Among the humanities endeavors at MIT are a range of projects in the digital humanities — a field of research, teaching, and creation that couples the disciplines of the humanities with computational approaches. Digital humanities projects often use methodologies and techniques such as web-based media, digital archiving, data mining, geo-spatial analysis, crowdsourcing, data visualization, and simulation. At MIT, digital humanities practioners use digital tools and “big data” to investigate research questions (many that can only be asked with the speed of the new tools) while also presenting scholarship through, and within, new media forms.
This story looks at how MIT humanities faculty are engaging students with the potentials of digital humanities for research and innovations.
First offered in the spring 2013 term, and taught by Professor James Paradis and Principal Research Associate Kurt Fendt of MIT’s Program in Comparative Media Studies/Writing, CMS.633 (Digital Humanities: Topics, Techniques, and Technologies) gave MIT students the chance to pair technical know-how with real-world humanities projects for such clients as the Institute of Contemporary Art in Boston (ICA) and the Isabella Stewart Gardner Museum.
Students were introduced to key digital humanities concepts, including data representation, digital archives, user interaction, and information visualization, and given opportunities to apply these to a variety of challenges.
In addition to devising solutions for the two Boston museums, students also took on the MIT-based Comédie-Française Registers Project and the Edgerton Digital Collections, grappling, in both cases, with a common digital-humanities problem: how to make use of vast amounts of data.

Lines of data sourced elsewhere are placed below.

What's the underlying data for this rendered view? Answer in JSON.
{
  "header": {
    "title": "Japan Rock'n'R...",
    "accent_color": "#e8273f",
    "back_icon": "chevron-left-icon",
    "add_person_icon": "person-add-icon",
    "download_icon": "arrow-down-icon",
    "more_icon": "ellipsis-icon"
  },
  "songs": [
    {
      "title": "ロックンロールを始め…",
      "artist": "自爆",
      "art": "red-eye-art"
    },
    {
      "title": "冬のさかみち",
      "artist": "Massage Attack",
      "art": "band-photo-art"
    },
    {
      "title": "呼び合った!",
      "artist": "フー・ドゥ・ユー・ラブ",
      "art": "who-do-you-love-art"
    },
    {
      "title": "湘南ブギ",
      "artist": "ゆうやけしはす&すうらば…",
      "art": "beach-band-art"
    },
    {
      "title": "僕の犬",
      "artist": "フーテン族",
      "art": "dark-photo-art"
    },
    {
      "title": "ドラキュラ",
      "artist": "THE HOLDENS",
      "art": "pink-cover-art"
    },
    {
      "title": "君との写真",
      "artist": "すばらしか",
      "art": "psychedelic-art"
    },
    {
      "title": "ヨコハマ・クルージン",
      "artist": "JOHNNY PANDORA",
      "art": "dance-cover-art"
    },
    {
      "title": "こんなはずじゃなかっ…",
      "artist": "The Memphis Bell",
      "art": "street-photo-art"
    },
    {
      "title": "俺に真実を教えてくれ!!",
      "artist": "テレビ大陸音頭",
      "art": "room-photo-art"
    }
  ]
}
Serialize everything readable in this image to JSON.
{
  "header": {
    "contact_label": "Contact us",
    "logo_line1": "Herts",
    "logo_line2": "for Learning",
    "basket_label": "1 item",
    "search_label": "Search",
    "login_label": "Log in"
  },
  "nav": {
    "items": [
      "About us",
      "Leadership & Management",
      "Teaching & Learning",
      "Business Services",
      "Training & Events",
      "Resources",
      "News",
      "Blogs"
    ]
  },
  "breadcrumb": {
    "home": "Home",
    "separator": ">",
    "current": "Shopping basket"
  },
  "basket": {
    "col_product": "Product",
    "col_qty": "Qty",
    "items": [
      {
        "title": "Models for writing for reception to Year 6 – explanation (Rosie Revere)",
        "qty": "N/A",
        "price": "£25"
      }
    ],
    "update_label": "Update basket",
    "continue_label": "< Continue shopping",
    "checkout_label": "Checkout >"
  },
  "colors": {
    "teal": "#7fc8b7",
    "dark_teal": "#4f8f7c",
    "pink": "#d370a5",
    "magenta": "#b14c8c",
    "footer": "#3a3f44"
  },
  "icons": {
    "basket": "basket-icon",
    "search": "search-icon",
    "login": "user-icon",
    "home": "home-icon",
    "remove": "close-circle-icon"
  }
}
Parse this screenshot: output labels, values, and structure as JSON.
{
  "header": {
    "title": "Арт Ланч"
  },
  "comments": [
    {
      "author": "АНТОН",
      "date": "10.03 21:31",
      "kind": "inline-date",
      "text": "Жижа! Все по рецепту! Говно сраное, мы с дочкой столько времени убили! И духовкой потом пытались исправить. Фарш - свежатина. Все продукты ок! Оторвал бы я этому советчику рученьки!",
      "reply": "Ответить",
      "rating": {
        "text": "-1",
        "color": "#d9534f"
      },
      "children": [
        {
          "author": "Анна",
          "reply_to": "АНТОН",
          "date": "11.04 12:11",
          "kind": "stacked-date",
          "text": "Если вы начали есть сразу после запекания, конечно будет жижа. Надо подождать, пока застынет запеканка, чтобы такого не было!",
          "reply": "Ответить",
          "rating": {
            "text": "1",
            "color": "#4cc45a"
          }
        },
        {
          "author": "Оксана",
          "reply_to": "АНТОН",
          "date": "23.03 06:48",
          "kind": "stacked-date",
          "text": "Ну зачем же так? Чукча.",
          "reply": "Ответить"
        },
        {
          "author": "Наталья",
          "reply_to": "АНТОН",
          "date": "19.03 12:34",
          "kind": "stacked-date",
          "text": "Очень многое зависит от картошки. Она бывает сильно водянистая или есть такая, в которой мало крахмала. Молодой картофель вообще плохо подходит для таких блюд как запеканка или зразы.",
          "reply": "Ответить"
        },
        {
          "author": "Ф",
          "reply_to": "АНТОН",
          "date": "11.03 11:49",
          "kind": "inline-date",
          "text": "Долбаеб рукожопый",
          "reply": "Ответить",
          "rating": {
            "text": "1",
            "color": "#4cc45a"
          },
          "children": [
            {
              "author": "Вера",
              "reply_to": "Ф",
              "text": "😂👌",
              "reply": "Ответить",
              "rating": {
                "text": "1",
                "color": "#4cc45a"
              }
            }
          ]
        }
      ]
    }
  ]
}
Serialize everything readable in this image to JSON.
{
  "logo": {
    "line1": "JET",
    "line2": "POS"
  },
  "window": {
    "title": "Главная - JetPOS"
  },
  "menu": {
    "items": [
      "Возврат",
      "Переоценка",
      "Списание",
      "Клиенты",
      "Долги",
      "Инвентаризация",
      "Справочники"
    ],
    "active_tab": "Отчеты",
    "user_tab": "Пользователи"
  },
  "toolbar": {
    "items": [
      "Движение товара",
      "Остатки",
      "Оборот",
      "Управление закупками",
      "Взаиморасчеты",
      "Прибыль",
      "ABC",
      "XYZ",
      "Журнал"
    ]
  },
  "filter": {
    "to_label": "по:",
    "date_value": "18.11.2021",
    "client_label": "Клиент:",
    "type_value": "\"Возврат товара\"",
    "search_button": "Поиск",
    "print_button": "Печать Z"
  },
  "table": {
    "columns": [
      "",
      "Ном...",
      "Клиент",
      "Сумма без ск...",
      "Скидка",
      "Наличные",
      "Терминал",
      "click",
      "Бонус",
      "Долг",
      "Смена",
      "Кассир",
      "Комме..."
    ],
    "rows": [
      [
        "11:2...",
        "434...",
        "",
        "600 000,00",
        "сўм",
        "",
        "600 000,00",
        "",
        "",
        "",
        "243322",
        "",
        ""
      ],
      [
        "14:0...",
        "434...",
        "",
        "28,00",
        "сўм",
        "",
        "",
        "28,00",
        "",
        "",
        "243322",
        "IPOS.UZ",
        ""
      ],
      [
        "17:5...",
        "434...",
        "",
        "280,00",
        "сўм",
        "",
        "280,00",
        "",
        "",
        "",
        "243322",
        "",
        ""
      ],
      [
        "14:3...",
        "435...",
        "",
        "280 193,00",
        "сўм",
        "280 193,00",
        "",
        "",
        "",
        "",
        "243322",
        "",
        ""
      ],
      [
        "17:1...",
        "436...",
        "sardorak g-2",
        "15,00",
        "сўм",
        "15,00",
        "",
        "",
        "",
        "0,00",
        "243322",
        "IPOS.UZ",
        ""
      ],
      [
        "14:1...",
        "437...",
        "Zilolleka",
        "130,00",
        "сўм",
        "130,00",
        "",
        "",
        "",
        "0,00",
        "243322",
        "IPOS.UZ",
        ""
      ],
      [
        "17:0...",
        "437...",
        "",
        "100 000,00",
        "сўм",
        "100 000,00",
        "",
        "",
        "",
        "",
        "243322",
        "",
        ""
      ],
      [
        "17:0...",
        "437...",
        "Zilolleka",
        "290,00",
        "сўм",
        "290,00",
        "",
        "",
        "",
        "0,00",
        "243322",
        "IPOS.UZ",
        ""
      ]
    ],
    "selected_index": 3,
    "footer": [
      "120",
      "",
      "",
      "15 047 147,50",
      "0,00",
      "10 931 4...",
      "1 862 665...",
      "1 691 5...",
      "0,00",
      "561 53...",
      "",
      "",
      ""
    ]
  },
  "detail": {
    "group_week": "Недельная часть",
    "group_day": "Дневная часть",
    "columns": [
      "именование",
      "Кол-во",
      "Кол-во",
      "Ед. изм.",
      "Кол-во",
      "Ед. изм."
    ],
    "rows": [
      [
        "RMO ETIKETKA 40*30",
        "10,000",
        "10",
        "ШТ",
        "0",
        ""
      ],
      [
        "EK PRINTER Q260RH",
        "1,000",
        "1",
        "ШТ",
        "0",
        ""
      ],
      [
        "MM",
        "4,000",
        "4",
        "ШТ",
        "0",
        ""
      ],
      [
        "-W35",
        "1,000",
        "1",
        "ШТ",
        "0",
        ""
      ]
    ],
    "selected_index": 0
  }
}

“Digital humanities is a fresh approach,” Paradis says. “It’s thinking about how new forms of representation can be used to solve problems. It’s applied humanities.”
Putting ideas into action
Because this class took place at MIT, where many students are adept at computer programming, participants were able not only to conceptualize the tools that might prove useful to their clients, but also to build them.
“Many other schools who are prominent in the digital humanities offer more traditional humanities courses than we do,” Fendt says. “They simply don’t have students with the building experience that MIT students have.”
MIT student teams immediately put their ideas into action: Those working for the Comédie Française Registers Project and the Edgerton Digital Collections developed tools to help scholars mine rich new sources of data; those working for the museums found new ways to use technology to enhance the visitor experience. “Students could really examine real-world problems and experience what these institutions are dealing with,” Fendt says.
Information tools for museum visitors
For the ICA, the challenge was to make better use of the museum’s large lobby. Students responded by designing “the i SEE a Portal,” which employs a graphical user interface and a Python game module to engage visitors in a touchscreen display intended to be installed in the lobby. “It’s dynamically rearrangeable, so it’s a playful, interactive service,” says Dmitri Megretski ’13, an electrical engineering and computer science major.
For the Gardner, students were challenged to design media for the hallways connecting the museum’s original building — which has a no-mobile policy — to the Gardner’s new wing, a space that welcomes new technologies and interactions. Students developed a digital guestbook that doubled as an interactive artwork. Employing data visualization techniques they had learned in class, students proposed different ways to display visitors’ tweets about the museum. In one, the letters of each message appeared to fly off the page, changing in real time as new messages came in. In another, the tweets appeared as a succession of word clouds. “People want to see what they wrote, see their mark,” says Birkan Uzun ’15, an electrical engineering and computer science major.
Tools for asking new questions
Visualizing data was also a central concern for students working on the Edgerton Digital Collections, an effort to provide the first online access to the research notebooks of MIT pioneer Harold “Doc” Edgerton (1903-1990). To enable scholars to glean information quickly, the students developed a timeline spotlighting Edgerton’s interactions as referenced in the original source materials. “You can see what kind of experiments Doc Edgerton was working on and who he was working with,” says Chau Vu ’14, a biology major, noting that the tool also allows users to click through to view the original notebook pages.
Facilitating historical research was likewise the focus of the Comédie-Française team, which developed a visual search engine to assist the ongoing effort to make the complete registers of the Comédie-Française theater troupe (1680-1800) accessible online. The tool makes it possible to search the theater’s extensive records (which until 2007 could only be seen in Paris), filter results by such categories as date, genre, title, and playwright, and represent them through dynamic visualizations.
Like many projects in the digital humanities, this one allows scholars to ask new questions about the material, Fendt says. “The Comédie-Française usually performed two plays a night, a comedy and a tragedy. So, one question is, how did they decide on those pairings? Such questions cannot be easily answered by poring over handwritten documents one by one, but tools like this can help us gain new insights.”
All of these exploratory projects demonstrate the breadth of projects being undertaken by those involved in digital humanities. Both Fendt and Paradis say they look forward to seeing what direction the class will take next term, when a new set of students will address fresh challenges.
“This was our first run — and we have big hopes for this course,” Paradis says.